The starting point of a scientific study of school leadership is the insight into its central importance for the quality of schools and their development. The importance of school leadership for the quality and development of schools and the relevance of professionalizing school leaders are well supported by scientific evidence and are now increasingly emphasized by school leaders themselves, by educational researchers, and also by educational policy makers. For example, the effectiveness and success of improvement efforts depend to a large extent on the performance of school leaders. Extensive empirical efforts of quantitatively oriented school effectiveness research – predominantly in North America, Great Britain, Australia and New Zealand, but also in the Netherlands as well as in the Scandinavian countries – revealed that the pedagogical control of schools by school leaders is a central factor for the quality of a school. Recent studies on school development or school improvement also emphasize the relevance of school leadership, especially with regard to the intended continuous improvement process in any school (for a critical overview see, among others, Huber, 1999a). School leadership thus assumes a central role in all phases of the school development process. It is often described as responsible for maintaining a view of the whole school in the targeted improvement processes and for ensuring meaningful coordination of individual activities.
In addition, it is to create intraschool conditions for continuous professional development and increasing professionalization of teachers. It bears responsibility for the development of a cooperative school culture, etc. In the current literature, but also in educational policy and practice, it is also recognized that principals face new and expanded demands in light of current developments, namely, for example, the indicated shift in tasks and competencies. The role and function of school leadership have changed significantly, are currently changing, and will continue to change. In German-language school research, however, there are large research desiderata open, for example, with regard to concrete school leadership actions.

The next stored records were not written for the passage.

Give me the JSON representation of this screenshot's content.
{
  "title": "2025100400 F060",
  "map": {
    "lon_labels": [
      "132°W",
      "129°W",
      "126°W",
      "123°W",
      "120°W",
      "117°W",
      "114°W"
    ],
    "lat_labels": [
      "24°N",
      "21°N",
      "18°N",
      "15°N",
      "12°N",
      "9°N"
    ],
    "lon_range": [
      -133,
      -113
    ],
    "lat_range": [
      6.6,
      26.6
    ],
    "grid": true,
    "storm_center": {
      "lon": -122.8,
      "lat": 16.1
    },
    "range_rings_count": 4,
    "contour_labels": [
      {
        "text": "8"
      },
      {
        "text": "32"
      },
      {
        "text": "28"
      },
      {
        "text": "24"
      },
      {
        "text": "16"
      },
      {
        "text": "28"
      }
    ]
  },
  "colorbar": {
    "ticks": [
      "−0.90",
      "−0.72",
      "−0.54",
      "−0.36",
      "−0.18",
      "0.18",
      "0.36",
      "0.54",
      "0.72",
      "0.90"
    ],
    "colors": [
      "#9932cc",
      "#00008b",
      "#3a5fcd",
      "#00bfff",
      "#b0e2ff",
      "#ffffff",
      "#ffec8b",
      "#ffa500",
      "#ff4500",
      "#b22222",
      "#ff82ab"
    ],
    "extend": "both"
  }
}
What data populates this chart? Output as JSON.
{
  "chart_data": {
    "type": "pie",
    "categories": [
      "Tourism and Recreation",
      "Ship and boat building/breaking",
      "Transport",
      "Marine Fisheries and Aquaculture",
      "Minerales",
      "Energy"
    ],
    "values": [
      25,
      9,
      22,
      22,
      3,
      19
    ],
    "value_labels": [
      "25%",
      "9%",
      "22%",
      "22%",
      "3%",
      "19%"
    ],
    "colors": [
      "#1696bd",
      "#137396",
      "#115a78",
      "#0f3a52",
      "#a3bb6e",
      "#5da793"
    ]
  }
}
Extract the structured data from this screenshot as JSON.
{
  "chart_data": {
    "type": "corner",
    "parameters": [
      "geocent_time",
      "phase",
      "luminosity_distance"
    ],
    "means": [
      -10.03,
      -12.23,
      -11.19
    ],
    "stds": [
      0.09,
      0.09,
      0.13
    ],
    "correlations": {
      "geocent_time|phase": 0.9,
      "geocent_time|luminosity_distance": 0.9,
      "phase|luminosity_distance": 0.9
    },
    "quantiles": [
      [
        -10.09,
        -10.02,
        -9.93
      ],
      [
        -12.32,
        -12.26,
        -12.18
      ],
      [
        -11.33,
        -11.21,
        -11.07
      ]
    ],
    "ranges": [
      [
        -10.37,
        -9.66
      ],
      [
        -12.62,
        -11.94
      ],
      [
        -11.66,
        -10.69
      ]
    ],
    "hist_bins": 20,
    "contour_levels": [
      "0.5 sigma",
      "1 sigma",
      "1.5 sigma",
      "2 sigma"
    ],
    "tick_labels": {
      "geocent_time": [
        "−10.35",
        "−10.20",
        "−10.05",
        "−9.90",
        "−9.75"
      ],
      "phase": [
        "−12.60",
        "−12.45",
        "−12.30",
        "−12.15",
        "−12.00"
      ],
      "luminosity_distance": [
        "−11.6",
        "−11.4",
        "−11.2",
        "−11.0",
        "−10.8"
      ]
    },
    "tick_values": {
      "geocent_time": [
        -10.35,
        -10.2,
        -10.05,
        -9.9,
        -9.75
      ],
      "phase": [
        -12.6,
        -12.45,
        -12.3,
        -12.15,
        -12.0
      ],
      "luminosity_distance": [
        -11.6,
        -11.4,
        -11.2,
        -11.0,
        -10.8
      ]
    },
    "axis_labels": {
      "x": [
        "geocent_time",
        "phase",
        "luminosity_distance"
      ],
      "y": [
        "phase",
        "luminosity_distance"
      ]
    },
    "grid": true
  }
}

In view of the relevance of school leaders and the changing demands for high competence, their qualification (the quantity and quality of training and continuing education) is also of great importance. Up to now, however, it has often been wrongly assumed that there is an identity of competencies between teachers and school management staff. Not least for this reason, there is a lack in the German-speaking world of both a precise job and requirements profile of school administrators and, in particular, studies on the stress and strain experienced by school administrators.